If you figured it out, answer is to pull the tube back 1-2 cm. It happened to me and I figured it out very quickly. It was a brand new experience for me and very elated to be able to fix it. This is what makes anesthesia fun!!

I have yet to experience this as a significant problem with adults. it seems to be more of a problem in pediatrics with the smaller kids whereby with flexion you cause a mainstem and with extension you dislodge the tube. As said above we use a special tape job with the kids. I would venture to say that most anesthesia providers disconnect from the circuit when moving a pt to prevent the tube from getting dislodged.

Specializes in I know stuff ;).

Well

I have dislodged a fair number of tubes due to my work environment. In peds, its a high risk possibiliy when moving. All it takes is flexion to have the tube right mainstemed and extention to have it sitting on teeth. Scary stuff.

As for adults. I have a funny story to tell.

I had intubated this fellow post MVC on a freeway. It was a grade III view due to some swelling so i used a bougie and got the tube. I felt like a hero as my medic partner tried and couldnt get the tube. Oh, was that going to change. We loaded the patient and as we slid him in on the aircraft sled i was by the head, stethescope around my neck. Once the patient was fully inside the aircraft, it is my habit to quickly check the tube with an EDD or EID due to the fact we moved him with a tube in place. I check it, still good. I am moving to go around the aircraft when my stethescope yanks and i almost fall over. I turn to look to see the tube dangling from my freakin stethescope.

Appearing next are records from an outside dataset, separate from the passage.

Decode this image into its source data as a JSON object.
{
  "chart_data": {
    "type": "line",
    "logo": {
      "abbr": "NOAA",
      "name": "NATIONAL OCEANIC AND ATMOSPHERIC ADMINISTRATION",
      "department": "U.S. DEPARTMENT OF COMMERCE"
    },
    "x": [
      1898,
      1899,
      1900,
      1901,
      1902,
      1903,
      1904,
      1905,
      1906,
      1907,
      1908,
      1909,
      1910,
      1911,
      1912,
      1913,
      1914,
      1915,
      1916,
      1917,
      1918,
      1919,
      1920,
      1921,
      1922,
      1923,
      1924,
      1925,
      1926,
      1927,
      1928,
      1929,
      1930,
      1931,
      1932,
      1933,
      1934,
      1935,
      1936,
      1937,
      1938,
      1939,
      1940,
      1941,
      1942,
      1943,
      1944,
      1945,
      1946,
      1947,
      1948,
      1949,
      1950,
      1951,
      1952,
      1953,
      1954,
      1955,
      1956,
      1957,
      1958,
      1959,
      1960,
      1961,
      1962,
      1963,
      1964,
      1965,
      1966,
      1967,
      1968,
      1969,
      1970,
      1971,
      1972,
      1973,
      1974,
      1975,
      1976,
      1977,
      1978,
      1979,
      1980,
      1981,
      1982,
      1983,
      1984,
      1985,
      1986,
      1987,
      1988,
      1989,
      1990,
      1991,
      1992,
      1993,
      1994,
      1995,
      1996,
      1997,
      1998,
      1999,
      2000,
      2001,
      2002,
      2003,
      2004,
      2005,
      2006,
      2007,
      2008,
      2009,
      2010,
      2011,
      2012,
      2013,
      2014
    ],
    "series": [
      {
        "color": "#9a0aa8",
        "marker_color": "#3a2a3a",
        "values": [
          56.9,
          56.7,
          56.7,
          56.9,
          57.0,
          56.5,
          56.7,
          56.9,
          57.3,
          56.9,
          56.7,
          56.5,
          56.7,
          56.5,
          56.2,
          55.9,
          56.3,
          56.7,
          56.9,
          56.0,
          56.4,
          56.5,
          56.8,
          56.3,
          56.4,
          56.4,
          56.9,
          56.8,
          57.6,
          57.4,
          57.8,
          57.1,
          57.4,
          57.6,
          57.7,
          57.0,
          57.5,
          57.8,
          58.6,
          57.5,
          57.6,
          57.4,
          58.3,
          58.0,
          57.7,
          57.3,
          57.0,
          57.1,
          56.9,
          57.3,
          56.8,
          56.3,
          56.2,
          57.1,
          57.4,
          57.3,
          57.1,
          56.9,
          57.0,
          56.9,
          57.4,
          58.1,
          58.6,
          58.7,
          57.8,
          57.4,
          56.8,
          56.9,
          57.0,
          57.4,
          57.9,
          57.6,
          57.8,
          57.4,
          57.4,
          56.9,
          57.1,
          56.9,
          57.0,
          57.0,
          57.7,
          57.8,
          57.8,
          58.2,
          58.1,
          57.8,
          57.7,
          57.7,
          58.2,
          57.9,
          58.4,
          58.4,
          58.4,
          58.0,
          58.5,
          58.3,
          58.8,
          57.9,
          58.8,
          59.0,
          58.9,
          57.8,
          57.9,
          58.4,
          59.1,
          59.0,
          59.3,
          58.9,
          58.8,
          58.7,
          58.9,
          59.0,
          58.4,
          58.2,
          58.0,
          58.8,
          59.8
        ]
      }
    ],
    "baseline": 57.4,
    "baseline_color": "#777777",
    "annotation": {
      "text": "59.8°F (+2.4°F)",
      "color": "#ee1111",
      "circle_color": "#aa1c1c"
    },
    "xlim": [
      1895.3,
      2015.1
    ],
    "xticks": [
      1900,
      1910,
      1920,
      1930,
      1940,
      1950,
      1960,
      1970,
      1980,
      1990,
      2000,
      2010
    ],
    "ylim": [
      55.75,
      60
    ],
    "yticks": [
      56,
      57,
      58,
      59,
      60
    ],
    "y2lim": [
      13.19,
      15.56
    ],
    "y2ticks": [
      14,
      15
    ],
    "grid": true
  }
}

I reintubated but looked like an idiot.

When we arrived back at base my medic partner (we are very good friends) almost keeled over laughing! I was funny in retrospect!

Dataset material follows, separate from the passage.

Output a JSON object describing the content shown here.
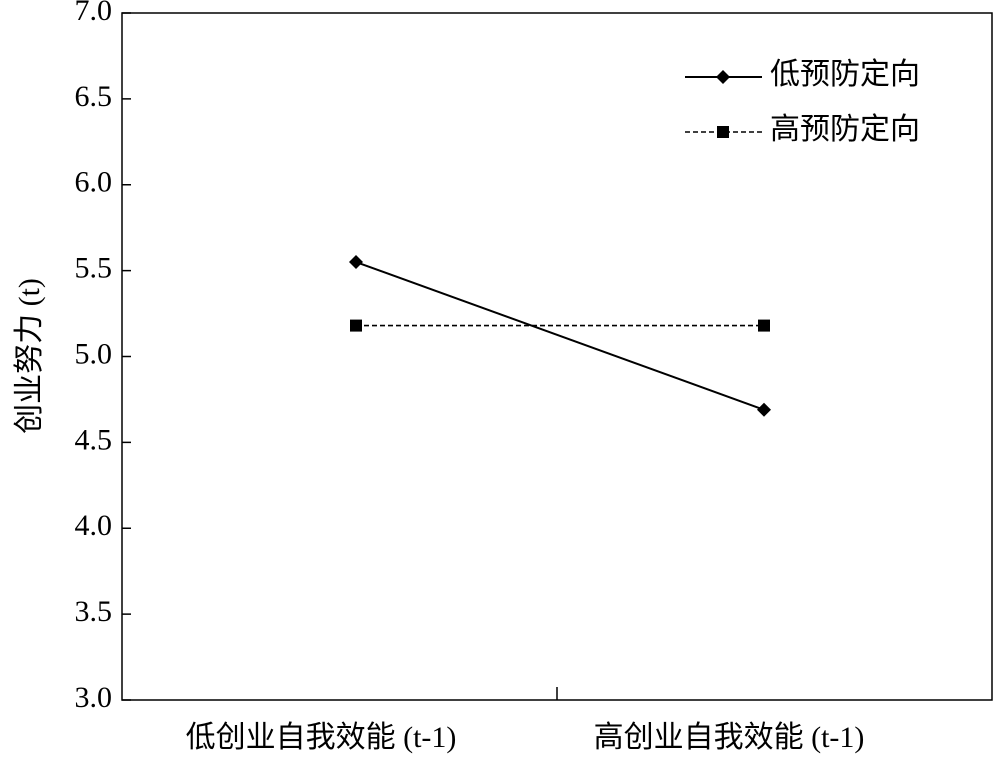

The takehome point is that everything can remove an ETT. Just gotta be careful!

Specializes in ER, Burns and Plastics.

Just a hint, as well. I currently work burns/plastics. We are the burn referral centre for the Martime provinces. A number of our burns come to us already tubed. A lot of facilities will cut the excess off the ETT after securing it. 24 hours later, due to the burn injury, the patient's head and neck have swelled considerably. Sometimes to the point of extubating the patient with no extra tube to advance and a 0% chance of re-intubating due to airway edema. All that is left to due is trach emergently.

A lot of facilities will cut the excess off the ETT after securing it. 24 hours later, due to the burn injury, the patient's head and neck have swelled considerably. Sometimes to the point of extubating the patient with no extra tube to advance and a 0% chance of re-intubating due to airway edema. All that is left to due is trach emergently.

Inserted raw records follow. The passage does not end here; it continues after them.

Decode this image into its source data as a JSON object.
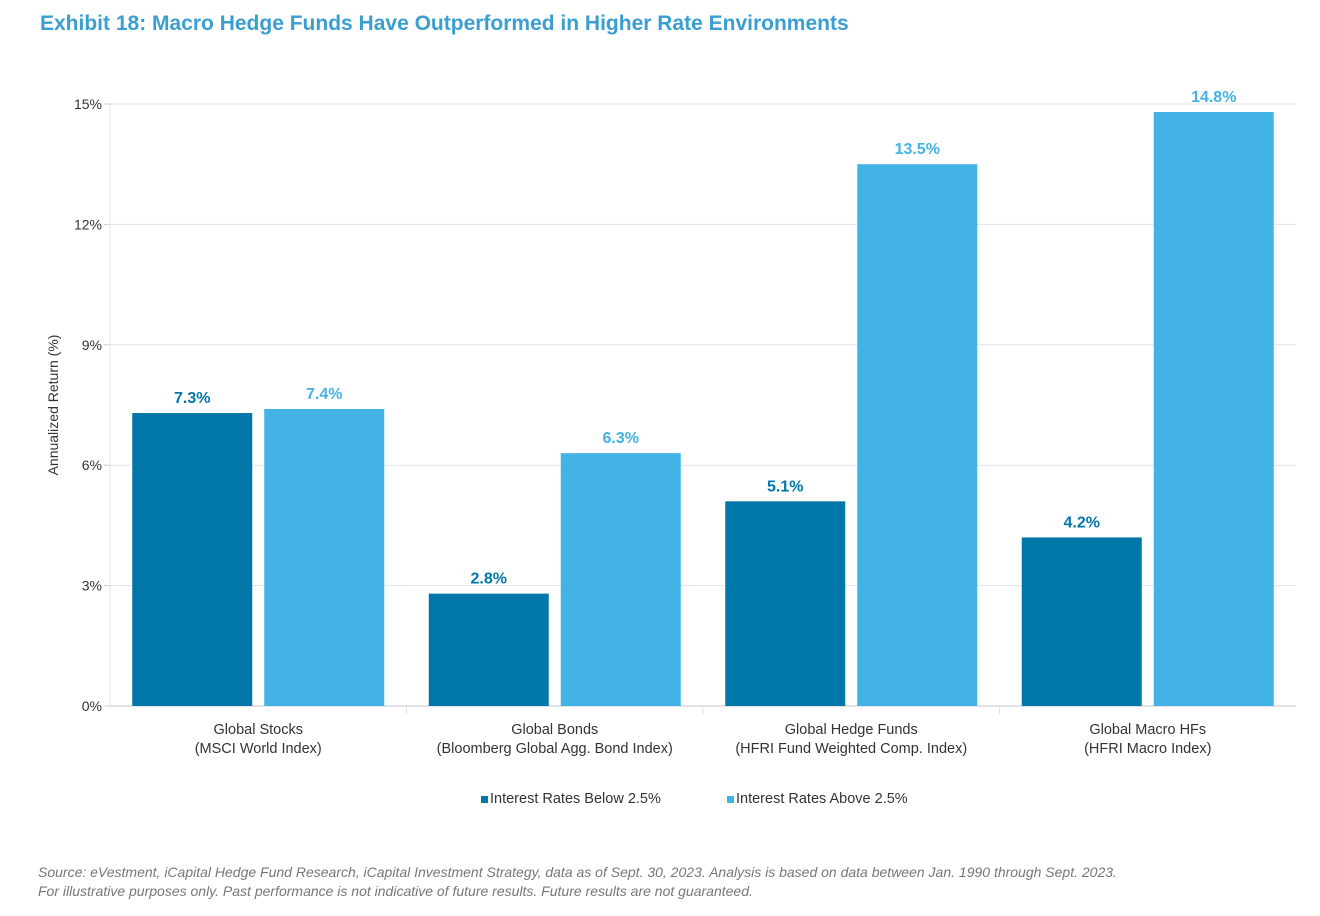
{
  "title": "Exhibit 18: Macro Hedge Funds Have Outperformed in Higher Rate Environments",
  "chart_data": {
    "type": "bar",
    "title": "Exhibit 18: Macro Hedge Funds Have Outperformed in Higher Rate Environments",
    "ylabel": "Annualized Return (%)",
    "xlabel": "",
    "ylim": [
      0,
      15
    ],
    "yticks": [
      "0%",
      "3%",
      "6%",
      "9%",
      "12%",
      "15%"
    ],
    "grid": true,
    "legend_position": "bottom",
    "categories": [
      [
        "Global Stocks",
        "(MSCI World Index)"
      ],
      [
        "Global Bonds",
        "(Bloomberg Global Agg. Bond Index)"
      ],
      [
        "Global Hedge Funds",
        "(HFRI Fund Weighted Comp. Index)"
      ],
      [
        "Global Macro HFs",
        "(HFRI Macro Index)"
      ]
    ],
    "series": [
      {
        "name": "Interest Rates Below 2.5%",
        "color": "#0077a8",
        "values": [
          7.3,
          2.8,
          5.1,
          4.2
        ],
        "labels": [
          "7.3%",
          "2.8%",
          "5.1%",
          "4.2%"
        ]
      },
      {
        "name": "Interest Rates Above 2.5%",
        "color": "#42b3e4",
        "values": [
          7.4,
          6.3,
          13.5,
          14.8
        ],
        "labels": [
          "7.4%",
          "6.3%",
          "13.5%",
          "14.8%"
        ]
      }
    ]
  },
  "source": [
    "Source: eVestment, iCapital Hedge Fund Research, iCapital Investment Strategy, data as of Sept. 30, 2023. Analysis is based on data between Jan. 1990 through Sept. 2023.",
    "For illustrative purposes only. Past performance is not indicative of future results. Future results are not guaranteed."
  ]
}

That's interesting! I know many providers who cut tubes. Certainly something to think about.

Why wou you want to cut the tube? It wouldn't eliminate very much dead space or resistance, are they saying that its less likely to get yanked on if there is less outside the mouth?

I agree. I can't see any good reason to cut the tube. Especially in burn patients! If this is a practice that would affect my patients or myself, I would quickly try to go to upper management of those involved departments to stop this practice. Sounds like you are endangering Burn patients by shortening their tube.